Ristorazione e turismo spingono il Sistema Italia (Fipe: Turistmo e ristorazione Salvano l’Italia dalla deflazione)
Ristorazione e turismo spingono il Sistema Italia

L’Istat ha rivelato che nel terzo trimestre del 2019, la crescita del reddito delle famiglie si è tradotta in maggiori consumi, con un aumento della spesa dello 0,4% rispetto al secondo trimestre. Lo rileva l'Istat, aggiungendo che ne consegue una "marginale" riduzione della propensione al risparmio, pari all'8,9% (-0,1 punti percentuale sul trimestre precedente). «Tale flessione - spiega l'Istituto di statistica - deriva da una crescita della spesa per consumi finali lievemente più sostenuta rispetto a quella registrata per il reddito disponibile lordo (+0,4% e +0,3% rispettivamente)».

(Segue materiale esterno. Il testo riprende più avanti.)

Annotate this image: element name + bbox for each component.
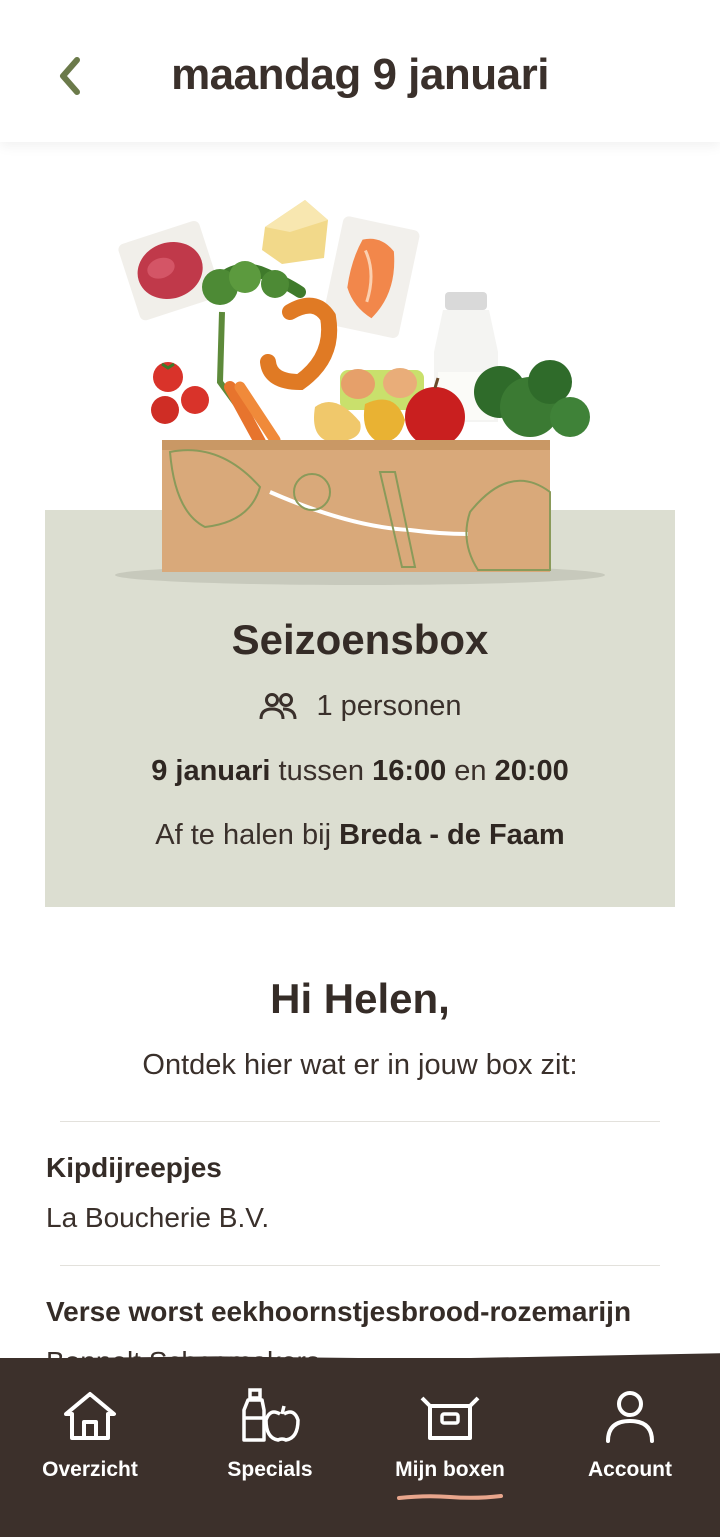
nav-mijn-boxen[interactable]: Mijn boxen — [360, 1358, 540, 1537]
groceries-icon — [242, 1388, 300, 1442]
produce-box-illustration — [115, 200, 605, 585]
between-label: tussen — [278, 755, 364, 787]
pickup-prefix: Af te halen bij — [155, 819, 332, 851]
divider — [60, 1265, 660, 1266]
page-title: maandag 9 januari — [171, 50, 549, 99]
greeting-title: Hi Helen, — [270, 975, 450, 1022]
nav-label: Specials — [227, 1458, 313, 1481]
pickup-location: Breda - de Faam — [339, 819, 565, 851]
home-icon — [64, 1392, 116, 1440]
item-name[interactable]: Kipdijreepjes — [46, 1152, 222, 1184]
delivery-date: 9 januari — [151, 755, 271, 787]
top-bar: maandag 9 januari — [0, 0, 720, 142]
bottom-navigation: Overzicht Specials Mijn boxen Account — [0, 1358, 720, 1537]
time-to: 20:00 — [494, 755, 569, 787]
time-from: 16:00 — [372, 755, 447, 787]
nav-label: Mijn boxen — [395, 1458, 505, 1481]
active-tab-indicator — [397, 1494, 503, 1500]
nav-overzicht[interactable]: Overzicht — [0, 1358, 180, 1537]
box-name: Seizoensbox — [231, 616, 489, 663]
divider — [60, 1121, 660, 1122]
item-vendor: La Boucherie B.V. — [46, 1202, 270, 1233]
delivery-time: 9 januari tussen 16:00 en 20:00 — [45, 755, 675, 788]
nav-label: Account — [588, 1458, 672, 1481]
box-icon — [420, 1396, 480, 1440]
and-label: en — [454, 755, 487, 787]
people-icon — [259, 692, 297, 719]
nav-specials[interactable]: Specials — [180, 1358, 360, 1537]
persons-count: 1 personen — [316, 690, 462, 722]
persons-row: 1 personen — [45, 690, 675, 723]
nav-account[interactable]: Account — [540, 1358, 720, 1537]
person-icon — [606, 1391, 654, 1443]
pickup-info: Af te halen bij Breda - de Faam — [45, 819, 675, 852]
nav-label: Overzicht — [42, 1458, 138, 1481]
item-name[interactable]: Verse worst eekhoornstjesbrood-rozemarij… — [46, 1296, 631, 1328]
greeting-subtitle: Ontdek hier wat er in jouw box zit: — [142, 1049, 578, 1081]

Il reddito disponibile delle famiglie, infatti, nel terzo trimestre del 2019 sale ancora (è in positivo dall'inizio dell'anno) ma la crescita congiunturale, pari allo 0,3%, perde vigore rispetto al trimestre precedente (+1%). Stesso discorso per il potere d'acquisto, che registra identici valori, "grazie alla dinamica nulla dell'inflazione".

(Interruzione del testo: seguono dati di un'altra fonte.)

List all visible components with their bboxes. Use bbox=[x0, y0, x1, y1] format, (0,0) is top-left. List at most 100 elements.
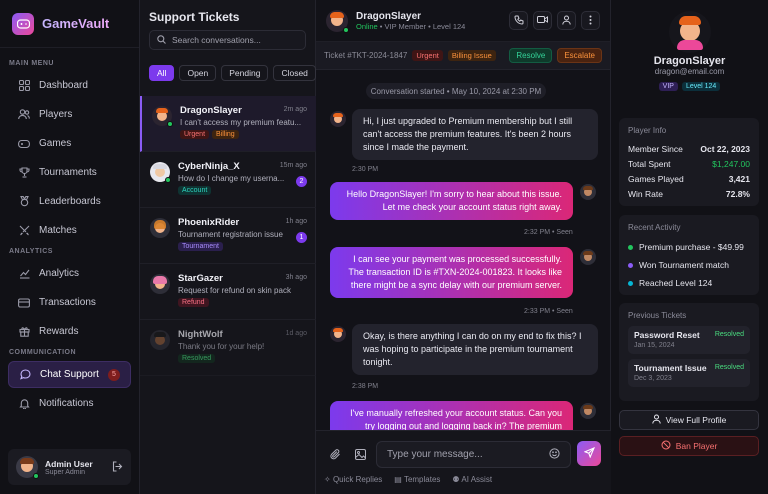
sidebar-item-transactions[interactable]: Transactions bbox=[8, 289, 131, 316]
message-outgoing: Hello DragonSlayer! I'm sorry to hear ab… bbox=[330, 182, 573, 220]
sidebar-item-label: Leaderboards bbox=[39, 196, 101, 207]
emoji-icon[interactable] bbox=[549, 447, 560, 462]
sidebar-item-dashboard[interactable]: Dashboard bbox=[8, 72, 131, 99]
grid-icon bbox=[18, 80, 30, 92]
gift-icon bbox=[18, 326, 30, 338]
activity-dot bbox=[628, 244, 633, 250]
previous-ticket-item[interactable]: Tournament Issue Dec 3, 2023 Resolved bbox=[628, 359, 750, 387]
ticket-item[interactable]: CyberNinja_X 15m ago 2 How do I change m… bbox=[140, 152, 316, 208]
sidebar-item-notifications[interactable]: Notifications bbox=[8, 390, 131, 417]
more-options-button[interactable] bbox=[581, 11, 600, 30]
info-row: Total Spent $1,247.00 bbox=[628, 156, 750, 171]
gamepad-icon bbox=[18, 138, 30, 150]
sidebar-item-label: Analytics bbox=[39, 268, 80, 279]
tickets-panel: Support Tickets Search conversations... … bbox=[140, 0, 316, 494]
sidebar-item-label: Notifications bbox=[39, 398, 94, 409]
message-input-placeholder: Type your message... bbox=[387, 449, 483, 460]
sidebar-item-players[interactable]: Players bbox=[8, 101, 131, 128]
tag-account: Account bbox=[178, 186, 212, 195]
search-placeholder: Search conversations... bbox=[172, 35, 261, 45]
system-message: Conversation started • May 10, 2024 at 2… bbox=[366, 83, 546, 99]
sidebar-item-label: Chat Support bbox=[40, 369, 99, 380]
section-communication: COMMUNICATION bbox=[9, 349, 77, 356]
video-call-button[interactable] bbox=[533, 11, 552, 30]
card-title: Previous Tickets bbox=[628, 311, 687, 320]
swords-icon bbox=[18, 225, 30, 237]
sidebar-item-tournaments[interactable]: Tournaments bbox=[8, 159, 131, 186]
sidebar-item-matches[interactable]: Matches bbox=[8, 217, 131, 244]
sidebar-item-analytics[interactable]: Analytics bbox=[8, 260, 131, 287]
ticket-preview: How do I change my userna... bbox=[178, 174, 285, 183]
filter-open[interactable]: Open bbox=[179, 65, 217, 81]
avatar bbox=[330, 326, 346, 342]
filter-closed[interactable]: Closed bbox=[273, 65, 316, 81]
sidebar-item-chat-support[interactable]: Chat Support 5 bbox=[8, 361, 131, 388]
tag-urgent: Urgent bbox=[180, 130, 210, 139]
previous-ticket-status: Resolved bbox=[714, 364, 744, 371]
templates-button[interactable]: ▤ Templates bbox=[394, 475, 440, 484]
paperclip-icon[interactable] bbox=[330, 449, 341, 462]
user-icon bbox=[651, 414, 661, 426]
search-input[interactable]: Search conversations... bbox=[149, 30, 306, 50]
ticket-bar: Ticket #TKT-2024-1847 Urgent Billing Iss… bbox=[316, 42, 610, 70]
message-incoming: Okay, is there anything I can do on my e… bbox=[352, 324, 598, 375]
previous-ticket-item[interactable]: Password Reset Jan 15, 2024 Resolved bbox=[628, 326, 750, 354]
avatar bbox=[326, 9, 349, 33]
ticket-item[interactable]: NightWolf 1d ago Thank you for your help… bbox=[140, 320, 316, 376]
user-profile-button[interactable] bbox=[557, 11, 576, 30]
search-icon bbox=[157, 34, 166, 46]
quick-replies-label: Quick Replies bbox=[332, 475, 383, 484]
chat-icon bbox=[19, 369, 31, 381]
brand[interactable]: GameVault bbox=[0, 0, 139, 48]
sidebar-item-rewards[interactable]: Rewards bbox=[8, 318, 131, 345]
more-vertical-icon bbox=[589, 15, 592, 27]
filter-all[interactable]: All bbox=[149, 65, 175, 81]
previous-ticket-date: Jan 15, 2024 bbox=[634, 342, 675, 349]
tag-resolved: Resolved bbox=[178, 354, 216, 363]
tag-refund: Refund bbox=[178, 298, 209, 307]
sidebar-item-label: Rewards bbox=[39, 326, 79, 337]
ticket-preview: I can't access my premium featu... bbox=[180, 118, 302, 127]
sidebar-item-leaderboards[interactable]: Leaderboards bbox=[8, 188, 131, 215]
ticket-item[interactable]: DragonSlayer 2m ago I can't access my pr… bbox=[140, 96, 316, 152]
ticket-item[interactable]: StarGazer 3h ago Request for refund on s… bbox=[140, 264, 316, 320]
send-button[interactable] bbox=[577, 441, 601, 466]
ticket-time: 1d ago bbox=[285, 330, 307, 337]
image-icon[interactable] bbox=[355, 449, 366, 462]
activity-item: Won Tournament match bbox=[628, 256, 750, 274]
video-icon bbox=[537, 15, 548, 26]
level-badge: Level 124 bbox=[681, 82, 721, 91]
ticket-item[interactable]: PhoenixRider 1h ago 1 Tournament registr… bbox=[140, 208, 316, 264]
escalate-button[interactable]: Escalate bbox=[557, 48, 602, 63]
trophy-icon bbox=[18, 167, 30, 179]
info-value: Oct 22, 2023 bbox=[700, 143, 750, 154]
message-time: 2:33 PM • Seen bbox=[524, 308, 573, 315]
resolve-button[interactable]: Resolve bbox=[509, 48, 553, 63]
filter-pending[interactable]: Pending bbox=[221, 65, 269, 81]
avatar bbox=[580, 184, 596, 200]
ai-assist-button[interactable]: ⚉ AI Assist bbox=[452, 475, 492, 484]
unread-badge: 1 bbox=[296, 232, 307, 243]
info-row: Member Since Oct 22, 2023 bbox=[628, 141, 750, 156]
previous-ticket-status: Resolved bbox=[714, 331, 744, 338]
filter-tabs: All Open Pending Closed bbox=[140, 50, 316, 81]
message-input[interactable]: Type your message... bbox=[376, 441, 571, 468]
quick-replies-button[interactable]: ✧ Quick Replies bbox=[324, 475, 382, 484]
player-profile-panel: DragonSlayer dragon@email.com VIP Level … bbox=[611, 0, 768, 494]
message-outgoing: I can see your payment was processed suc… bbox=[330, 247, 573, 298]
player-info-card: Player Info Member Since Oct 22, 2023 Tot… bbox=[619, 118, 759, 206]
medal-icon bbox=[18, 196, 30, 208]
avatar bbox=[150, 162, 171, 183]
avatar bbox=[330, 111, 346, 127]
message-time: 2:38 PM bbox=[352, 383, 379, 390]
contact-meta: • VIP Member • Level 124 bbox=[379, 21, 466, 31]
current-user-card[interactable]: Admin User Super Admin bbox=[8, 449, 131, 485]
recent-activity-card: Recent Activity Premium purchase - $49.9… bbox=[619, 215, 759, 295]
view-full-profile-button[interactable]: View Full Profile bbox=[619, 410, 759, 430]
ban-player-button[interactable]: Ban Player bbox=[619, 436, 759, 456]
call-button[interactable] bbox=[509, 11, 528, 30]
sidebar-item-games[interactable]: Games bbox=[8, 130, 131, 157]
info-label: Games Played bbox=[628, 173, 684, 184]
logout-icon[interactable] bbox=[112, 460, 123, 474]
chart-icon bbox=[18, 268, 30, 280]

L'Inflazione, il tasso annuo di crescita dei prezzi, a dicembre risale, risultando pari allo 0,5%. Lo rileva l'Istat nelle stime preliminari, ricordando che a novembre ci si era fermati allo 0,2%. Più che un raddoppio quindi, ma l'Istituto di statistica avverte come il rialzo sia dovuto “principalmente” all'accelerazione dei prezzi dei carburanti, “componete - rimarca l'Istat - molto volatile del paniere”. Il tasso d'inflazione per il 2019 si attesta allo 0,6%, un valore dimezzato rispetto a quello del 2018 (+1,2%). Un dato che, sottolinea lo stesso Istituto di statistica, conferma "la debolezza" mostrata dall'indice nel corso dell'intero anno. A dicembre il “carrello della spesa”, segna su base annua una crescita dello 0,8%, in accelerazione rispetto allo 0,5% di novembre.